Another view is that the needs of the community must be paramount, and the absolute starting point for any discussion about giving and philanthropy.
This is all particularly interesting for me, as the community foundation where I work started with an idea around community need (particularly employment), while our next door neighbour community foundation, has a donor focussed approach, highlighting parallels between the fable this post started out with (albeit on a much smaller scale).
Is one approach better than the other? What is the role of philanthropy? How can we balance two seemingly diametrically opposed starting points in order to work better, and perhaps more collaboratively?
This is of course, just a simple exploratory exposition of some of the ideas flowing around me at the moment, which will require deeper reading, discussion and thought.
It would be great to hear your thoughts on this, as it seems to speak to a key question of what is the role of philanthropy, particularly in a community foundations setting.
tbc . . . .
A little quiet lately as about to embark on some professional development at the City University of New York’s Graduate Center, Center for Philanthropy and Civil Society. They run a Senior (as in old(er)) International Fellows Program for people in the community foundations sector and take only 6 or 7 participants each year (all from outside the US), so I will be joined by colleagues with vast and varied experience from Bermuda, Italy, Czech Republic, South Africa, India and New Zealand.
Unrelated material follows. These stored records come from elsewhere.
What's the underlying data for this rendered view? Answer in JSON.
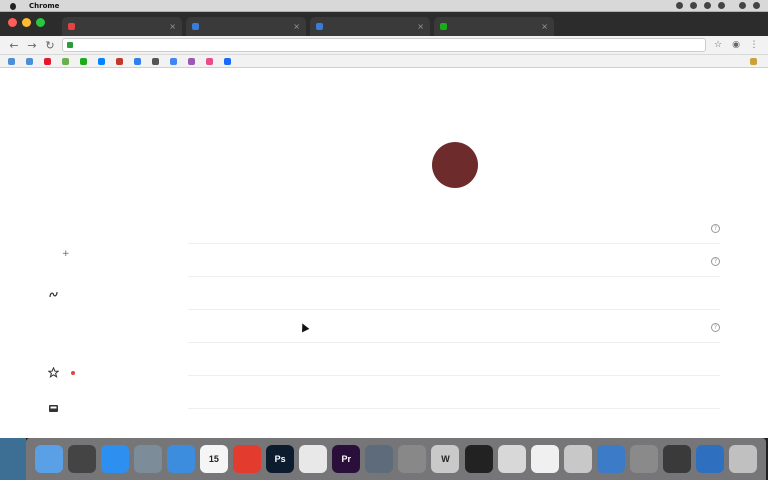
{
  "menubar": {
    "app": "Chrome",
    "items": [
      "",
      "",
      "",
      "",
      "",
      "",
      "",
      "",
      ""
    ],
    "clock": ""
  },
  "tabs": [
    {
      "title": "",
      "active": false,
      "color": "#e64340"
    },
    {
      "title": "",
      "active": false,
      "color": "#3a7bd5"
    },
    {
      "title": "",
      "active": false,
      "color": "#3a7bd5"
    },
    {
      "title": "",
      "active": true,
      "color": "#1aad19"
    }
  ],
  "toolbar": {
    "url": ""
  },
  "bookmarks": {
    "items": [
      {
        "label": "",
        "color": "#4a90d9"
      },
      {
        "label": "",
        "color": "#4a90d9"
      },
      {
        "label": "",
        "color": "#e6162d"
      },
      {
        "label": "",
        "color": "#6ab04c"
      },
      {
        "label": "",
        "color": "#1aad19"
      },
      {
        "label": "",
        "color": "#0084ff"
      },
      {
        "label": "",
        "color": "#c0392b"
      },
      {
        "label": "",
        "color": "#2f80ed"
      },
      {
        "label": "",
        "color": "#555555"
      },
      {
        "label": "",
        "color": "#4285f4"
      },
      {
        "label": "",
        "color": "#9b59b6"
      },
      {
        "label": "",
        "color": "#ea4c89"
      },
      {
        "label": "",
        "color": "#1769ff"
      }
    ],
    "other": ""
  },
  "sidebar": {
    "top_label": "",
    "items": [
      "",
      "",
      "",
      "",
      "",
      "",
      "",
      ""
    ],
    "add_plugin": "",
    "miniprogram": {
      "title": "",
      "items": [
        "",
        ""
      ]
    },
    "search": {
      "title": ""
    },
    "manage": {
      "title": "",
      "items": [
        ""
      ]
    }
  },
  "content": {
    "panel_title": "",
    "avatar_text": "",
    "avatar_caption": "",
    "rows": [
      {
        "key": "",
        "value": "",
        "action": "",
        "help": true,
        "muted": false
      },
      {
        "key": "",
        "value": "",
        "action": "",
        "help": true,
        "muted": false
      },
      {
        "key": "",
        "value": "",
        "action": "",
        "help": false,
        "muted": false
      },
      {
        "key": "",
        "value": "",
        "action": "",
        "help": true,
        "muted": false
      },
      {
        "key": "",
        "value": "",
        "action": "",
        "help": false,
        "muted": true
      },
      {
        "key": "",
        "value": "",
        "action": "",
        "help": false,
        "muted": true
      },
      {
        "key": "",
        "value": "",
        "action": "",
        "help": false,
        "muted": false
      }
    ],
    "right_float": ""
  },
  "dock": [
    {
      "name": "finder-icon",
      "glyph": "",
      "color": "#5aa0e6"
    },
    {
      "name": "launchpad-icon",
      "glyph": "",
      "color": "#444444"
    },
    {
      "name": "app-store-icon",
      "glyph": "",
      "color": "#2d8ff0"
    },
    {
      "name": "preview-icon",
      "glyph": "",
      "color": "#7d8c99"
    },
    {
      "name": "safari-icon",
      "glyph": "",
      "color": "#3c8dde"
    },
    {
      "name": "calendar-icon",
      "glyph": "15",
      "color": "#f5f5f5"
    },
    {
      "name": "app-icon",
      "glyph": "",
      "color": "#e33b2e"
    },
    {
      "name": "photoshop-icon",
      "glyph": "Ps",
      "color": "#0d1b2e"
    },
    {
      "name": "chrome-icon",
      "glyph": "",
      "color": "#e8e8e8"
    },
    {
      "name": "premiere-icon",
      "glyph": "Pr",
      "color": "#2a0f3a"
    },
    {
      "name": "keynote-icon",
      "glyph": "",
      "color": "#5d6b7a"
    },
    {
      "name": "app-icon",
      "glyph": "",
      "color": "#888888"
    },
    {
      "name": "wps-icon",
      "glyph": "W",
      "color": "#c9c9c9"
    },
    {
      "name": "qq-icon",
      "glyph": "",
      "color": "#222222"
    },
    {
      "name": "wechat-icon",
      "glyph": "",
      "color": "#d8d8d8"
    },
    {
      "name": "notes-icon",
      "glyph": "",
      "color": "#f0f0f0"
    },
    {
      "name": "app-icon",
      "glyph": "",
      "color": "#c8c8c8"
    },
    {
      "name": "app-icon",
      "glyph": "",
      "color": "#3b7bc8"
    },
    {
      "name": "system-preferences-icon",
      "glyph": "",
      "color": "#8a8a8a"
    },
    {
      "name": "quicktime-icon",
      "glyph": "",
      "color": "#3a3a3a"
    },
    {
      "name": "folder-icon",
      "glyph": "",
      "color": "#2e6fbf"
    },
    {
      "name": "trash-icon",
      "glyph": "",
      "color": "#c0c0c0"
    }
  ]
}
It’s four weeks of seminars, site visits to not for profits and philanthropic leaders here, as well as the development of a paper which will hopefully be relevant and useful to our own organisations. I’ll keep you posted.
In the meantime – there are a couple of things happening you should try to get along to – such as Kevin Murphy (who will be the keynote speaker at the Philanthropy Australia AGM on 16 April) – from the Council on Foundations and president of the Berks County Community Foundation, but will also be speaking at an event hosted by the Australian Communities Foundation at Macquarie 101 Collins Street Melbourne on 16 April at 6pm, on Global Giving and the Australian Leadership Challenge:Global Trends, Local Challenges, Better Giving – together with another international guest speaker Roberta d’Eustachio of Ambassadors for Philanthropy, Hosted by Simon McKeon AO, Executive Chairman, Macquarie Group, Melbourne. RSVP to Australian Communities Foundation.
Another event which may be of interest is being hosted by the Lord Mayor’s Charitable Foundation in early May and of course, not being at my desk -I don’t have the details on me. It’s not the Lady Mayoress’ Garden Party – so if you think you want to find out more, give them a hoy to ask about it (even if I suspect it might be invitation only).
That’s all for now,
Let me know if things are coming up which might be of interest to others and I will endeavour to record them.